A window the size of a pinhole remains open between the realms.....
but the light is bright.
People are acting a little nuts the past day or two.....
Need to invoke the light of Protection around thee.
Shine on!

February 21, 2014

Tuesday, February 4, 2014

Diaries

Diaries, by definition, are private writings.  If the stories are to be made pubic, or to be shared with others, this is done at the invitation of the author.  Or so I thought....

I stopped writing my journal early in my 'marriage' because the significant other thought he was so much a part of me that there was to be no privacy in my writings.  He read them.  And then he screamed, questioned, criticized and condemned the ideas, concepts and feelings I had expressed privately with my words.  So I quit writing.
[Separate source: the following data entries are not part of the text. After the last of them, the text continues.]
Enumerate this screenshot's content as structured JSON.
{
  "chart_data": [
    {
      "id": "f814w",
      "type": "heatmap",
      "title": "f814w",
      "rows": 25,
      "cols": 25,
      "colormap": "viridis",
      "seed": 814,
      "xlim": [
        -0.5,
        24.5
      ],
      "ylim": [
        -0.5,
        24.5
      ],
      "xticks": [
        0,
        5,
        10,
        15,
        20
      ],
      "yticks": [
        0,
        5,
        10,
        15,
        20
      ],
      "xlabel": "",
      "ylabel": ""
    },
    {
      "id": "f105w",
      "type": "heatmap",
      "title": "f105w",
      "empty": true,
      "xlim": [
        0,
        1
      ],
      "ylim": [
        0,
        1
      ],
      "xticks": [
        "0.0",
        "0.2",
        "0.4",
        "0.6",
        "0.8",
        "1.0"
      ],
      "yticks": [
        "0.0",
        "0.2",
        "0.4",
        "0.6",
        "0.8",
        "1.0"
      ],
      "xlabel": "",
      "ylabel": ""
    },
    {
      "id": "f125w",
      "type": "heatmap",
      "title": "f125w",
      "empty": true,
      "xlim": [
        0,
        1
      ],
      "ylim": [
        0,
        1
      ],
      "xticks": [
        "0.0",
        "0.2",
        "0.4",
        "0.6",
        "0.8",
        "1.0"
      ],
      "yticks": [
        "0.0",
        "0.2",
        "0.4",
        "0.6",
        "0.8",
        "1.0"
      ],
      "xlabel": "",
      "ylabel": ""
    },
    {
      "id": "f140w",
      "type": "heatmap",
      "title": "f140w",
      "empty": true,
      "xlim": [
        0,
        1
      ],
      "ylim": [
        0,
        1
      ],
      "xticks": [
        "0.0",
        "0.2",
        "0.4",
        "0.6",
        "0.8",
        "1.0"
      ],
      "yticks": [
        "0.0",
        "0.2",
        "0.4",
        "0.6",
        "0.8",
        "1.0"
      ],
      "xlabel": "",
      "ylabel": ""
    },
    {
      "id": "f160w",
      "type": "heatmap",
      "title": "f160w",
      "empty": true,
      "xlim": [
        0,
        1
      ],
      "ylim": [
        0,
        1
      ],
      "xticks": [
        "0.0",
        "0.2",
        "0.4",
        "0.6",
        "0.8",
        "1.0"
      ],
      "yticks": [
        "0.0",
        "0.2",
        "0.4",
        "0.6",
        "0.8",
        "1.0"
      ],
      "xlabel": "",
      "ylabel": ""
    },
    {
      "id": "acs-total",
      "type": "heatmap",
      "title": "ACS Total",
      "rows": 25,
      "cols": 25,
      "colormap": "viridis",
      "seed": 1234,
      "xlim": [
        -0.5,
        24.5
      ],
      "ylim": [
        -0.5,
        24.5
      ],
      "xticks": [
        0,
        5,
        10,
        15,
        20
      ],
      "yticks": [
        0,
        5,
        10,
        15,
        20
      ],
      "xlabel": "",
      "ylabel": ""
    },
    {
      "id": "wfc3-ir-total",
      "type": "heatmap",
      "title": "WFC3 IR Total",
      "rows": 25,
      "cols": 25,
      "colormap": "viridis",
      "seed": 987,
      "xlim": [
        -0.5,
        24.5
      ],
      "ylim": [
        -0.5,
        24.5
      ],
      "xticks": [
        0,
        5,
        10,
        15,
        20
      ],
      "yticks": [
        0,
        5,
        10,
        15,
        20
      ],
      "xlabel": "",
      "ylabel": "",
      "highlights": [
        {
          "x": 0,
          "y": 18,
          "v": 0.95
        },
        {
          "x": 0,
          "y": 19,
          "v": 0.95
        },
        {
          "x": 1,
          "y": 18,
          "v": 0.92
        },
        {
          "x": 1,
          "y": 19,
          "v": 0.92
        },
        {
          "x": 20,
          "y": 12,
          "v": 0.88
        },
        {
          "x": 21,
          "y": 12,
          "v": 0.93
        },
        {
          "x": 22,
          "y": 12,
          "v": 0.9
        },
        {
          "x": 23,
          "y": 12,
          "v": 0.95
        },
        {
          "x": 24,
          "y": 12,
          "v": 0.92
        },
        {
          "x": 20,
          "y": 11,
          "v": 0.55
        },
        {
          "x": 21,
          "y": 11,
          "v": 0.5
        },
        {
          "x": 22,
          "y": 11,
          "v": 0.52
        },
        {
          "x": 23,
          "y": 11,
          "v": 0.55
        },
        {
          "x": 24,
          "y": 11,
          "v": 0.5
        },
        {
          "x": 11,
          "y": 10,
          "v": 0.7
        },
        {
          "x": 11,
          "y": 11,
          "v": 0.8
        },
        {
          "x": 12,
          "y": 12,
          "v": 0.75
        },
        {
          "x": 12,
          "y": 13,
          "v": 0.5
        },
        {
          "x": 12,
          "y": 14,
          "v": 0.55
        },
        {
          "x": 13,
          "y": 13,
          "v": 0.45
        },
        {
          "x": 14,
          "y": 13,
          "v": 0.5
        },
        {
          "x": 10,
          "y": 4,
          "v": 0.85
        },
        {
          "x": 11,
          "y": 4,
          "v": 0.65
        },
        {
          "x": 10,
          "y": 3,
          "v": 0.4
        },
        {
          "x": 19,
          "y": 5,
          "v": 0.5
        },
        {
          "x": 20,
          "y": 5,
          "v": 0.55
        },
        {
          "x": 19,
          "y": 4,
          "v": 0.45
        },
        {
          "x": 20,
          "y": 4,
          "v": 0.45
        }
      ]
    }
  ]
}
He did not respect the privacy of our daughters either.  He read their diaries.

I began writing again at the beginning of the end.  We would share space downstairs, and he would rage, and speak words that sounded insane.  I would then go upstairs to the privacy of my room.  (He never entered my room when I was in it or at home; but often, I'd come home from work and he would inform me he found $5 or $10 in the pocket of a jacket hanging in my bedroom closet.)  I'd go back downstairs for another dose, and then return upstairs to record the words I had just heard, as literally, word for word, as I could recall.  After a week or so, I read the 'journal' from start to finish, and I knew I was living with an insane psychopath.

Had I managed to continue writing in the early years, perhaps I would have protected my daughter from what he did to her.  I now know what he did.

Teacher Ruth tried to warn me.  But I chose to believe him.